Viel mehr wäre (aus meiner Sicht) von Nöten, einen Konflikt zu schüren, der IMHO aus Bier und der Beziehung besteht.
Warum ist dem Prot. das Bier wichtiger als die jahrzehntelange Ehe?
Immerhin muss es da deftige Ausrutscher der holden Gattin gegeben haben, die ihn zu einem solch folgenschweren Entschluss wie Altersheim bewogen hat.
So ein Spinnefiz wie von dir beschrieben mag in Kurzprosa lustig sein, aber widerspricht (für mich) jeglichen Alltagsempfindungen.
Realitätsverlust ist da die Folge ...

Liebe Grüße
 
A

aligaga

Gast
Lass dich nicht irremachen, @Resjek - da hat halt einer keine Ahnung davon, dass es nicht die großen Pengknallzplatzbumms-Pointen sind, die einen Kurprosatext zu einem guten wie deinen machen, sondern die kleinen, feinen Details, die nur erkennt, wer mit Fantasie gesegnet ist. Dann wird klar, dass die Flasche und ihr schlapper Inhalt nur Sinnbild sind.

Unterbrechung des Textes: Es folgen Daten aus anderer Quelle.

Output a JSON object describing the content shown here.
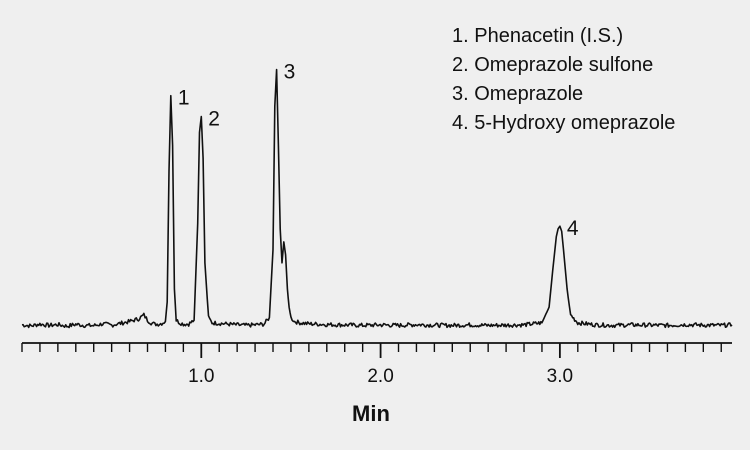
{
  "chart_data": {
    "type": "line",
    "title": "",
    "xlabel": "Min",
    "ylabel": "",
    "xlim": [
      0.0,
      3.96
    ],
    "ylim": [
      0,
      100
    ],
    "grid": false,
    "legend_placement": "top-right",
    "x_ticks": [
      {
        "value": 1.0,
        "label": "1.0"
      },
      {
        "value": 2.0,
        "label": "2.0"
      },
      {
        "value": 3.0,
        "label": "3.0"
      }
    ],
    "minor_tick_step": 0.1,
    "legend": [
      "1. Phenacetin (I.S.)",
      "2. Omeprazole sulfone",
      "3. Omeprazole",
      "4. 5-Hydroxy omeprazole"
    ],
    "peaks": [
      {
        "label": "1",
        "x": 0.83,
        "y": 89
      },
      {
        "label": "2",
        "x": 1.0,
        "y": 81
      },
      {
        "label": "3",
        "x": 1.42,
        "y": 99
      },
      {
        "label": "4",
        "x": 3.0,
        "y": 39
      }
    ],
    "series": [
      {
        "x": [
          0.0,
          0.05,
          0.1,
          0.15,
          0.2,
          0.25,
          0.3,
          0.35,
          0.4,
          0.45,
          0.5,
          0.55,
          0.6,
          0.65,
          0.68,
          0.7,
          0.72,
          0.74,
          0.76,
          0.78,
          0.8,
          0.81,
          0.82,
          0.83,
          0.84,
          0.85,
          0.86,
          0.88,
          0.9,
          0.93,
          0.96,
          0.98,
          0.99,
          1.0,
          1.01,
          1.02,
          1.04,
          1.06,
          1.1,
          1.15,
          1.2,
          1.25,
          1.3,
          1.35,
          1.38,
          1.4,
          1.41,
          1.42,
          1.43,
          1.44,
          1.45,
          1.46,
          1.47,
          1.48,
          1.49,
          1.5,
          1.52,
          1.55,
          1.6,
          1.65,
          1.7,
          1.8,
          1.9,
          2.0,
          2.1,
          2.2,
          2.3,
          2.4,
          2.5,
          2.6,
          2.7,
          2.8,
          2.9,
          2.94,
          2.96,
          2.98,
          2.99,
          3.0,
          3.01,
          3.02,
          3.04,
          3.06,
          3.1,
          3.2,
          3.3,
          3.4,
          3.5,
          3.6,
          3.7,
          3.8,
          3.9,
          3.96
        ],
        "y": [
          1.2,
          0.8,
          1.5,
          1.0,
          1.3,
          0.7,
          1.4,
          1.0,
          0.9,
          1.6,
          1.1,
          1.8,
          2.5,
          3.5,
          5.0,
          3.0,
          2.0,
          1.5,
          1.5,
          1.8,
          2.5,
          10,
          60,
          89,
          70,
          15,
          3,
          2,
          1.5,
          1.5,
          3,
          40,
          75,
          81,
          65,
          25,
          4,
          2,
          1.8,
          1.5,
          1.2,
          1.0,
          1.2,
          1.5,
          4,
          30,
          85,
          99,
          70,
          38,
          25,
          33,
          28,
          15,
          8,
          4,
          2.5,
          2.0,
          1.6,
          1.5,
          1.3,
          1.2,
          1.0,
          1.2,
          1.0,
          1.3,
          1.1,
          1.0,
          1.2,
          1.0,
          1.1,
          1.2,
          2,
          8,
          22,
          35,
          38,
          39,
          37,
          30,
          15,
          5,
          2,
          1.2,
          1.0,
          1.2,
          1.1,
          1.0,
          1.3,
          1.1,
          1.0,
          1.2
        ]
      }
    ]
  }
}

Die Ehen, die "plötzlich" am losen Schraubverschluss der Bierflasche, der unaufgerollten Zahnpastatube oder dem immer wieder verbrunzten Klodeckel scheitern, sind die Klassiker.

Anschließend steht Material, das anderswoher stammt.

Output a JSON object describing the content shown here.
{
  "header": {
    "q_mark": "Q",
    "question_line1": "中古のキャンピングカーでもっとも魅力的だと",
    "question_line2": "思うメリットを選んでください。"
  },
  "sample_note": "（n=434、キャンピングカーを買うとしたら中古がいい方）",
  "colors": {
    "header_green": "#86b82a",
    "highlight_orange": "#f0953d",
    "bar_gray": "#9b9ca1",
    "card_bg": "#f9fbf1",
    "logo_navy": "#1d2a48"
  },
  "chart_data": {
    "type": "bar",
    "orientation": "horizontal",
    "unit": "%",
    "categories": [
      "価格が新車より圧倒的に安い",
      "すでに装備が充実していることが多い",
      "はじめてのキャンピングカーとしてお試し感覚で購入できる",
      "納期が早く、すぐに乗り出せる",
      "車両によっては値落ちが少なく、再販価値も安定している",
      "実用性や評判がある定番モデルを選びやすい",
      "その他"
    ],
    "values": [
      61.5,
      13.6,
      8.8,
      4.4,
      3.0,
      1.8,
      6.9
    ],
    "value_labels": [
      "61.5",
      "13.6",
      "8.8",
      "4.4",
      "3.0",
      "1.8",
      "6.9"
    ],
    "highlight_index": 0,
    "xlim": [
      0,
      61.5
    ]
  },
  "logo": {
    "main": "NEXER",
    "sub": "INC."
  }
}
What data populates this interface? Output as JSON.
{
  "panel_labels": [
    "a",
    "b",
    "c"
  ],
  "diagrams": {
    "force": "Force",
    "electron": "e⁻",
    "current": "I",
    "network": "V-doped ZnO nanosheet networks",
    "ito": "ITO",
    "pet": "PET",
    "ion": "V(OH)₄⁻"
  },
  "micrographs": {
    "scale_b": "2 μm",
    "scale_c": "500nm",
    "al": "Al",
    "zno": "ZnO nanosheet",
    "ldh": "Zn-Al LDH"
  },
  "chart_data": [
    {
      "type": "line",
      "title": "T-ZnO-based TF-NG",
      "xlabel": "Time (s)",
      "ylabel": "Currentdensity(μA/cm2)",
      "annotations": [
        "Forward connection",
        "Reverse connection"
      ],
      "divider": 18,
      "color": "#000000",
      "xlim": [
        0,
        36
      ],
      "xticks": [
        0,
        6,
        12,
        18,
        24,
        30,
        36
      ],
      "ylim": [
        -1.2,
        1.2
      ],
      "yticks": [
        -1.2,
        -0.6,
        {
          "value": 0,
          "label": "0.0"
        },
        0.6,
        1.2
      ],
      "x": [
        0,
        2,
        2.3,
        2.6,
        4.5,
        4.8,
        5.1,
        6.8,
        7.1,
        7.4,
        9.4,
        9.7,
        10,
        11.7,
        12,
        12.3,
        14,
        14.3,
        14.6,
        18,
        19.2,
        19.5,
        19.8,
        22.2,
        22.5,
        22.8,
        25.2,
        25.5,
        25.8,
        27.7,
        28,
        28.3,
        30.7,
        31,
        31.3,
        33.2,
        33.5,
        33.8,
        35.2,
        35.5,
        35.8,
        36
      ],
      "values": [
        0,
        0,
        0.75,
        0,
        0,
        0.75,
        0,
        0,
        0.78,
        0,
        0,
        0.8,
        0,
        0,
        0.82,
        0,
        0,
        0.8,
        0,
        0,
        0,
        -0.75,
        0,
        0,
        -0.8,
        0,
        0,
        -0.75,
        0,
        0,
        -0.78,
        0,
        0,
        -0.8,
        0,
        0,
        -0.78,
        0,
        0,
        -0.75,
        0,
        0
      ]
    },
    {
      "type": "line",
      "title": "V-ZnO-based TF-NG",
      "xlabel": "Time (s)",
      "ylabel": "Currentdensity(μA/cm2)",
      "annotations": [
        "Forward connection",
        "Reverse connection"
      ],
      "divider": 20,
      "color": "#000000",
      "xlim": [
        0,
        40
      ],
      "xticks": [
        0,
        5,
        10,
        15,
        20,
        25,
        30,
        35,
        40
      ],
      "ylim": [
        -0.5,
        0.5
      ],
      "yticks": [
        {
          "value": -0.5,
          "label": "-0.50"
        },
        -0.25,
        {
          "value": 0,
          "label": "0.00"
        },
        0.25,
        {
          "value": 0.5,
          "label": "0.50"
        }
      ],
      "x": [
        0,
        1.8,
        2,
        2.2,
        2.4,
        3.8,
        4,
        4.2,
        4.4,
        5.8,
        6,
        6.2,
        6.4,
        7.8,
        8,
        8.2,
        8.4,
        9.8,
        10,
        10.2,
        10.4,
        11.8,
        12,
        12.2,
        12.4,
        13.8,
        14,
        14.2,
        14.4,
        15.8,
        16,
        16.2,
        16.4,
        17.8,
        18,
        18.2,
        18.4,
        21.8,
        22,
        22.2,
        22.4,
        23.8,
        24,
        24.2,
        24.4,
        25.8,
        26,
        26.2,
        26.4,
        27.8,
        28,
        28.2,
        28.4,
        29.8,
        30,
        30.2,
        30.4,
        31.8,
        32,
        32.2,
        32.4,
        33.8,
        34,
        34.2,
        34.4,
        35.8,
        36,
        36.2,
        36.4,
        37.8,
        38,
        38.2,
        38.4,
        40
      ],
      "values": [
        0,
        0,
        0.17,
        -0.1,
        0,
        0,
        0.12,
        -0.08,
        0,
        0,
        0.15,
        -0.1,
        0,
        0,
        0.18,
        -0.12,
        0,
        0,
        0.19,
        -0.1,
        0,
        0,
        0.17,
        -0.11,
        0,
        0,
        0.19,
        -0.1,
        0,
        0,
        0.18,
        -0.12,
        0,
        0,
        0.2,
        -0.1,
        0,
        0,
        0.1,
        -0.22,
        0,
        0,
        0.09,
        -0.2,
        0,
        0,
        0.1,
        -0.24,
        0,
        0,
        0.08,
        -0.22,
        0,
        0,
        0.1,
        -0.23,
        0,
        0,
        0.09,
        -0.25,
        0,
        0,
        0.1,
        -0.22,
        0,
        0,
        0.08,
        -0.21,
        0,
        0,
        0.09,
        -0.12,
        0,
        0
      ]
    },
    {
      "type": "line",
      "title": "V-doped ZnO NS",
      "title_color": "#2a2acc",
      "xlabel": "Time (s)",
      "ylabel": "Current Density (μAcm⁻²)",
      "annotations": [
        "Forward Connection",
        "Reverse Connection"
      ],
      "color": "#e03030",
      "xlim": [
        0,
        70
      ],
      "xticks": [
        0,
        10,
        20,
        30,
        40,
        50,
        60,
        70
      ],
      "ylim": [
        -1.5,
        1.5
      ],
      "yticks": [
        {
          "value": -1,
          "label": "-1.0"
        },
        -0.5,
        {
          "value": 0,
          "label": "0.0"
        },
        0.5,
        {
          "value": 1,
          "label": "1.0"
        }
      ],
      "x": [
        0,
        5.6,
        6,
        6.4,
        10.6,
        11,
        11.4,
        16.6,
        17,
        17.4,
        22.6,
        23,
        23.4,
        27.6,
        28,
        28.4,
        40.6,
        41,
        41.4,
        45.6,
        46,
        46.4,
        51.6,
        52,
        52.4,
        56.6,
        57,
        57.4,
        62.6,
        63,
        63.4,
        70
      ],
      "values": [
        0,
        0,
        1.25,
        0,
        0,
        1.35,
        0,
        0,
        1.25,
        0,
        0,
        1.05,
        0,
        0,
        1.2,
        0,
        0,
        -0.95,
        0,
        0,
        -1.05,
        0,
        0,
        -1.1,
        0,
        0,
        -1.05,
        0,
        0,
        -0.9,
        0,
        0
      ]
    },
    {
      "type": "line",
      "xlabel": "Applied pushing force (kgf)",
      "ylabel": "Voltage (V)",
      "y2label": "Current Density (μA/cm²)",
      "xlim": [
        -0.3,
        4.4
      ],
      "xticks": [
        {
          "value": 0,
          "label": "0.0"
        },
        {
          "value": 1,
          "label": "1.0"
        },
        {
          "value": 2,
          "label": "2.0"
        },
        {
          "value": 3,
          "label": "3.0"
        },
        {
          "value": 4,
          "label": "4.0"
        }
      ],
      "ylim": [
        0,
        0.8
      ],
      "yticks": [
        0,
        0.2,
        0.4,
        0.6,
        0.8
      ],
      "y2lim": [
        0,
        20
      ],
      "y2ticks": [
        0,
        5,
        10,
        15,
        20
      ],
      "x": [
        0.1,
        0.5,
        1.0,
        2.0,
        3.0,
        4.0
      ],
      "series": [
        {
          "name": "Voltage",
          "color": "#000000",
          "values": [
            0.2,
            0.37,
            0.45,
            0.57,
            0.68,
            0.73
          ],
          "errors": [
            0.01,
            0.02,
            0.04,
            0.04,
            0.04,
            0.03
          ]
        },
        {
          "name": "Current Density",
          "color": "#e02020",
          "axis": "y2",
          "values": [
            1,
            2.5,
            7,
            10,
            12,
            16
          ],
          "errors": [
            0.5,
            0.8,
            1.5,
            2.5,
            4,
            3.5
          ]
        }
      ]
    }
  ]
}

Wenn Katastrophen so mürbe und trocken rüberkommen wie hier, dann hat der Künstler einen Volltreffer gelandet.

Großes, kleines Kino!

Heiter

aligaga
 
K

Karn Hardt

Gast
Antwort auf Alis Kommentar:
... naja, deine Stimme hat der Autor jedenfalls. Ist ja auch gut, einen Verneiner an Bord zu haben. Wenn alle "dafür" schreien, ist immer einer "dagegen". Die Opposition ist wichtig.
Mir ist schon klar, dass das Bier eine Methapher ist, aber sie ist (für mich) nicht als solche stilistisch genug versteckt worden. Der Text lässt (für mich) nicht genug Fantasiefreiheit, um sich drauf ein zu lassen - und zu hinterfragen.
In der Kürze liegt die Würze - sagt man, aber genau die fehlt mir hier.
Wenn du mehr erlesen konntest, dann herzlichen Glückwunsch. Für mich gibt es leider nichts weiter zu lesen als die Mär vom Bierbrauen - und meinen dementsprechendem Fazit hieraus. Zum Glück sind die Gedanken frei ...

Gruß, Karn
 
A

aligaga

Gast
Ganz offensichtlich fehlt dir die Fantasie, @Karn, dich in die müde Welt eines Handwerksmeisters hineinzuversetzen, der ein eben lang für "sein" Bier da war und bei seiner Frau daheim nie das fand, was er neben seinem Beruf wirklich suchte.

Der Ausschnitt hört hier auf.